Why Companies Perform Best with Performance-Based Training

Rallyware
Rallyware
Published in
3 min readJun 21, 2018

Better performance is always the intended outcome of learning. Alternatively, there can be no learning without actions. We perform some actions, thus we learn. When it comes to employee performance, we talk about actions that drive business results through the effective use of time, knowledge, skills, technology and other resources. Reaching full potential is almost impossible without proper training and the experience gained as a result. What’s the point of training if employees can’t apply it to practice?

Yet, in many companies, we see how learning activities are disconnected from operational needs. Employees keep getting the same generic training modules that were developed years ago and take ages to complete. More importantly, in many cases, the business needs surpass the training content being delivered to the employees; but because current LMS systems require significant resources in updating and personalizing those modules, the learning needs of businesses remain unaddressed while employees become uninspired by the lack of quality or relevance of the training made available to them.

As a result, many L&D professionals have an extremely hard time proving clear business ROI on their learning initiatives.

Even if the training program is thoroughly designed and employees pass tests with flying colors, there might be no improvement in their performance. The thing is that learning activities don’t necessarily reflect what happens in practice. Consequently, the main goal is to make training hands-on, customized, relevant, and measurable or, in other words, performance-based.

Performance-based training centers around not teaching everything relating to the subject matter — it is about analyzing each employee’s job performance, previous learning success, expected outputs and tasks to be done to achieve certain business objectives.

Six key benefits of performance-based training

According to the Human Capital Institute survey, only 27% of employees think their performance management is effective enough to help them develop necessary knowledge and skills. Garry Ridge, CEO of WD-40 Company, concisely describes the very core of how performance management together with training keeps your organization afloat:

“In business, we have limited amounts of time, talent, treasure and technology. A good performance management system ensures that people make good, effective use of their time; that the talent in the organization is developed; that the treasure is well invested; and that your technology is properly used to support the forward momentum of the business.”

In other words, performance management is a tool that is used to develop employees to see real results.
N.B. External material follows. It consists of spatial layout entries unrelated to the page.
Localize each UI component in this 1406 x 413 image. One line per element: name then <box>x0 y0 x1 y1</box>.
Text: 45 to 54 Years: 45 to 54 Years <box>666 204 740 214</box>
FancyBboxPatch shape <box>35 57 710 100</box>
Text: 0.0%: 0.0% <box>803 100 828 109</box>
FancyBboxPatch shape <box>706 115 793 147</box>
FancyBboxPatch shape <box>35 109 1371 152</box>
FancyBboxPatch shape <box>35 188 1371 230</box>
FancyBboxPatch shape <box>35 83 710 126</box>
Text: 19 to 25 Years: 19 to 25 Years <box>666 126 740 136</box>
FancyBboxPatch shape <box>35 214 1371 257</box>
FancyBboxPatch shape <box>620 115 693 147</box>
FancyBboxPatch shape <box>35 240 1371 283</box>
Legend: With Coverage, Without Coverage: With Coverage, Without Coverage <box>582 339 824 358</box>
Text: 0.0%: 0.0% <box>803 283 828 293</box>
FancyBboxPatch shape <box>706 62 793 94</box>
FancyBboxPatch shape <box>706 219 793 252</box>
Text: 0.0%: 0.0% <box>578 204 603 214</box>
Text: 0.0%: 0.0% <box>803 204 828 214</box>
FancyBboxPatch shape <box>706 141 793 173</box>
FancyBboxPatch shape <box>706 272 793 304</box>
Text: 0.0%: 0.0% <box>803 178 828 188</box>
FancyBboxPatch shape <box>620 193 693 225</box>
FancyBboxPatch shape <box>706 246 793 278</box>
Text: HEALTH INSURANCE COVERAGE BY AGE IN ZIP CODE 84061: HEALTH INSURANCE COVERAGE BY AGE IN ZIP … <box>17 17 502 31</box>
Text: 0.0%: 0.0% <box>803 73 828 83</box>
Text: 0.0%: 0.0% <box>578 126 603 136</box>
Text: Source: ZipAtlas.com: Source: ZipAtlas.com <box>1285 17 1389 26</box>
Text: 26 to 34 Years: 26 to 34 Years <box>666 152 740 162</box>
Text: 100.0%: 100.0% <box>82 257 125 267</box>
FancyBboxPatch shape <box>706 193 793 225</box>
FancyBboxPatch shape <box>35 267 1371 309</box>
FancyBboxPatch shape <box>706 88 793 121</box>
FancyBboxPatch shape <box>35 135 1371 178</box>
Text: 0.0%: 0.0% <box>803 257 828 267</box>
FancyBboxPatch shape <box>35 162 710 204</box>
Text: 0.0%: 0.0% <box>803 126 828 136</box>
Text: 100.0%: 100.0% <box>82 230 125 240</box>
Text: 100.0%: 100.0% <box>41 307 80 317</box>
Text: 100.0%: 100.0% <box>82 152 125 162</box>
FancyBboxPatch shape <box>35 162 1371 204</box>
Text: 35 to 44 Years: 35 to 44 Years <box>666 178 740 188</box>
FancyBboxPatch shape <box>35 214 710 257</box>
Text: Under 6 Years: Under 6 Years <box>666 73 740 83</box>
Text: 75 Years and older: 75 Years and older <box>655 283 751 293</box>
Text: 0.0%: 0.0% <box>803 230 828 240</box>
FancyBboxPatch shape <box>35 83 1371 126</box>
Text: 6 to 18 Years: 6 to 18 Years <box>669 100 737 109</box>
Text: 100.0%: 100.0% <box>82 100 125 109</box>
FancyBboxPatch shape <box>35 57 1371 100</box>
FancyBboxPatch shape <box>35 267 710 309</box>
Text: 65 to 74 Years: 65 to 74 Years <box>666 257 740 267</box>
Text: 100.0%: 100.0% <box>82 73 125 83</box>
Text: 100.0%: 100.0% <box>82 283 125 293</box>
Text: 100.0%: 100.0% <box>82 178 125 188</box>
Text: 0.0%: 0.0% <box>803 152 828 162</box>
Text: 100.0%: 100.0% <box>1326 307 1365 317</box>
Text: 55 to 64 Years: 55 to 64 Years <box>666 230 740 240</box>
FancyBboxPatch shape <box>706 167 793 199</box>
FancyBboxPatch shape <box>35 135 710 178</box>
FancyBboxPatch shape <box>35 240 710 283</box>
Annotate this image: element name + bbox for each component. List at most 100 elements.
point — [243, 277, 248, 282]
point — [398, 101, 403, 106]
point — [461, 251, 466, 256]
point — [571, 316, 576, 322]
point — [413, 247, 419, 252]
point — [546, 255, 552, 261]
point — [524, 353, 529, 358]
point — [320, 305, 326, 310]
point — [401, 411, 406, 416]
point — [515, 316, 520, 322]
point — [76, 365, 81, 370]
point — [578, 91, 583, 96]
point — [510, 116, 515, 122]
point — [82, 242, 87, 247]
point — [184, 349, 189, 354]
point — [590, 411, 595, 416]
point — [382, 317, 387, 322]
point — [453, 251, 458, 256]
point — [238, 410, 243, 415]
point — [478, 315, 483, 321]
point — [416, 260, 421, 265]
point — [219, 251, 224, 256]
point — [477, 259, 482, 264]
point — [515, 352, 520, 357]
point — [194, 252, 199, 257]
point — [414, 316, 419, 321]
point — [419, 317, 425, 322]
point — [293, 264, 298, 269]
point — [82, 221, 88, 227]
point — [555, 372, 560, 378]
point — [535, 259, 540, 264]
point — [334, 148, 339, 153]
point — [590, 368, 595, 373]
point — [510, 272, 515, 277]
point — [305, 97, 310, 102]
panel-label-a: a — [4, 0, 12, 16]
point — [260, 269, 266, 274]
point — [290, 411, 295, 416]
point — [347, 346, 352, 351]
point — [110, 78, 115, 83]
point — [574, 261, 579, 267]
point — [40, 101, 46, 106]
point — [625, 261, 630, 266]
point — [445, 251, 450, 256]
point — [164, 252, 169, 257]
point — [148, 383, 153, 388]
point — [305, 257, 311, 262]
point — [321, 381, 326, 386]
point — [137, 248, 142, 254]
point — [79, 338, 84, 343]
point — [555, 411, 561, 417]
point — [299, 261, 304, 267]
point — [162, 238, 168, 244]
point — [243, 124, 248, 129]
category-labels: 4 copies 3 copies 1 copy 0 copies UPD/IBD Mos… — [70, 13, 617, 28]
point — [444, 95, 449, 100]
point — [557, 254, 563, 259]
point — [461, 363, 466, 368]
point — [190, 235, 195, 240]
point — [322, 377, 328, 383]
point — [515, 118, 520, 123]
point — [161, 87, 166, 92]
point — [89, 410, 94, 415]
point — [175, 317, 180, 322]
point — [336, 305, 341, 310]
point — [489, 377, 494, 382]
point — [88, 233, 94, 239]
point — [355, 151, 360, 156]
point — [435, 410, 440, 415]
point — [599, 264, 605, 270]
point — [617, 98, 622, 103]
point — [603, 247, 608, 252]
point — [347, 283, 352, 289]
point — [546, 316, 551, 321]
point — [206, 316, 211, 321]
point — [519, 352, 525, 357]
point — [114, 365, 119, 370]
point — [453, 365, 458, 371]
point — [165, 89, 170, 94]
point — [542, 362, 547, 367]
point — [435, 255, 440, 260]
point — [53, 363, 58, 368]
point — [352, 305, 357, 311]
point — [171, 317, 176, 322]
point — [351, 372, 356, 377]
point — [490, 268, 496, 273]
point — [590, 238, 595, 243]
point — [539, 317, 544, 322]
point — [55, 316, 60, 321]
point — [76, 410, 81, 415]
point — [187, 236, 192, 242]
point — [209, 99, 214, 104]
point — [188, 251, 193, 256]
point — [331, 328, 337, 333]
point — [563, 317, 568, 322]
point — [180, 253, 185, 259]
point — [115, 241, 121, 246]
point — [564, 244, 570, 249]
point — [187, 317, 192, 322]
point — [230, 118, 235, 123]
We should understand that learning and development is a long-term investment that shows impressive outcomes. Basically, here’s the “What’s in it for me?” of performance-based training:

  1. Reduce training costs and time.

When training programs are developed to meet specific goals and are performance-driven, they are more cost-effective. Since they focus on certain areas that require improvement, employees don’t waste time learning irrelevant material and companies don’t spend money on training in the “wrong” areas, those that contain material that employees already know or is not needed for dealing with a particular challenge.